Among the subjects for whom an indeterminate result was obtained, the median CD4+ T-cell count was 329 cells/mm3 (IQR, 156-575 cells/mm3), compared with 494 cells/mm3 (IQR, 235-696 cells/mm3) among those for whom a valid result was obtained (p = 0.237). The odds of obtaining an indeterminate result were 6.0 times higher if the subject was a smoker, 14.2 times higher if the duration of sample storage was < 35 days, and 4.7 times higher if the subject had advanced immunosuppression (CD4+ T-cell count < 200 cells/mm3), although the last was not statistically significant, even after adjustment for storage duration and smoking (Table 1).
DISCUSSION
The frequency of indeterminate QFT-GIT results has been reported to range from 0% to 19.8%.8-12 Many variables have been associated with indeterminate results: HIV infection,9 advanced immunosuppression,9 previous BCG vaccination,10 immunosuppression therapy,11 underlying diseases,11 bedridden status,8 hypoalbuminemia,8 and active tuberculosis.13 Technical aspects also result in a significant increase in the proportion of indeterminate results6,9,11: manufacturing defects; analytical errors; incubation or processing delay; incorrect tube shaking technique; and inappropriate blood volume. In our study, we found the proportion of indeterminate QFT-GIT results to be higher than that reported in the literature. Different than in previous reports, that proportion was not significantly associated with the CD4+ T-cell count or BCG status, although few of our subjects had CD4+ T-cell counts lower than 200 cells/mm3, which reduced the power of our analysis. In contrast, smoking and shorter serum storage before processing for ELISA were found to strongly increase the odds of indeterminate results. Smoking can induce immunosuppression through mechanisms other than lowering the CD4+ T-cell count, such as reducing the proliferative response to mitogens.14 We know of no reports of freezer storage time affecting QFT-GIT results, and we can offer no reasonable explanation for our finding that shorter serum storage increased the odds of indeterminate results. Regardless of the reasons for indeterminate results, a second test is recommended when the first produces such a result, and repeating tests will significantly increase laboratory costs.5 Despite the small size of our study sample, we do not believe that there was a selection bias.

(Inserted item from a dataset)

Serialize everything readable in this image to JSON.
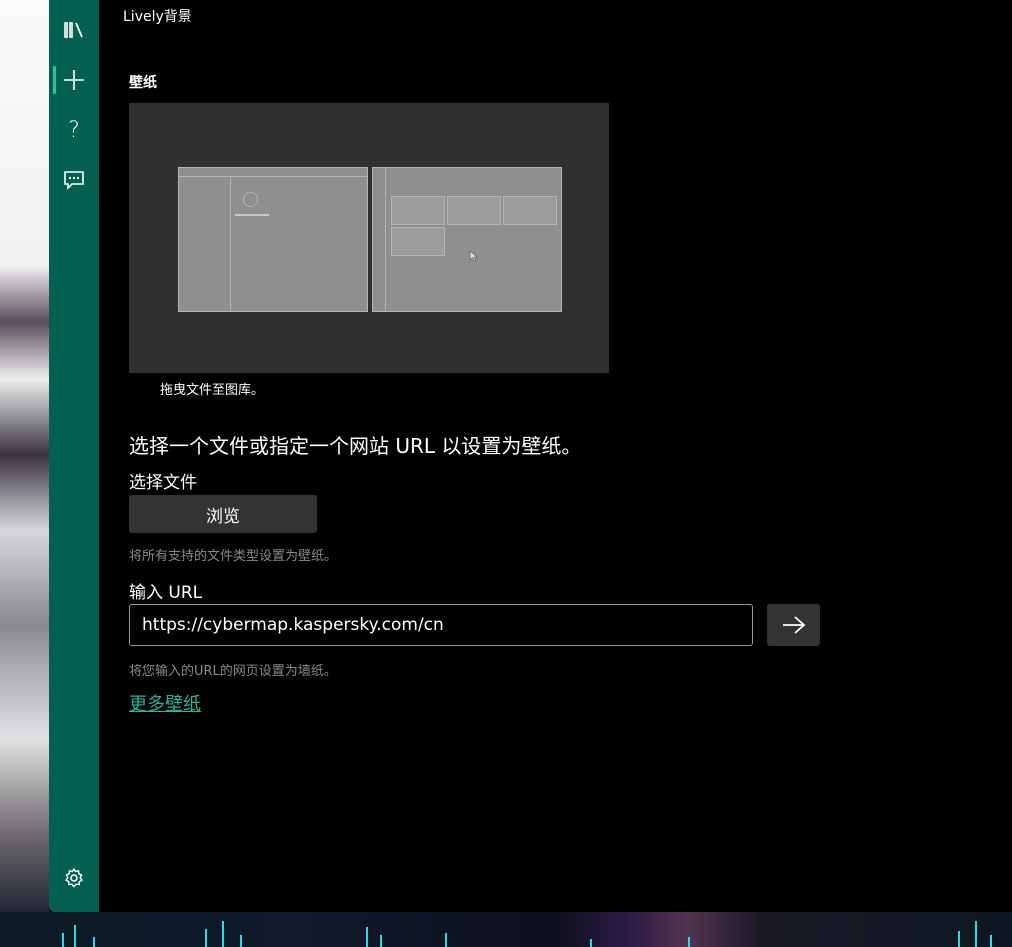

In summary, we found that a high proportion of QFT-GIT assays produced indeterminate results, which represents a major limitation to the use of such assays in PLWHA in Brazil. This finding has relevant implications for the cost-effectiveness and feasibility of adopting the use of QFT-GIT assays in low and medium-income countries.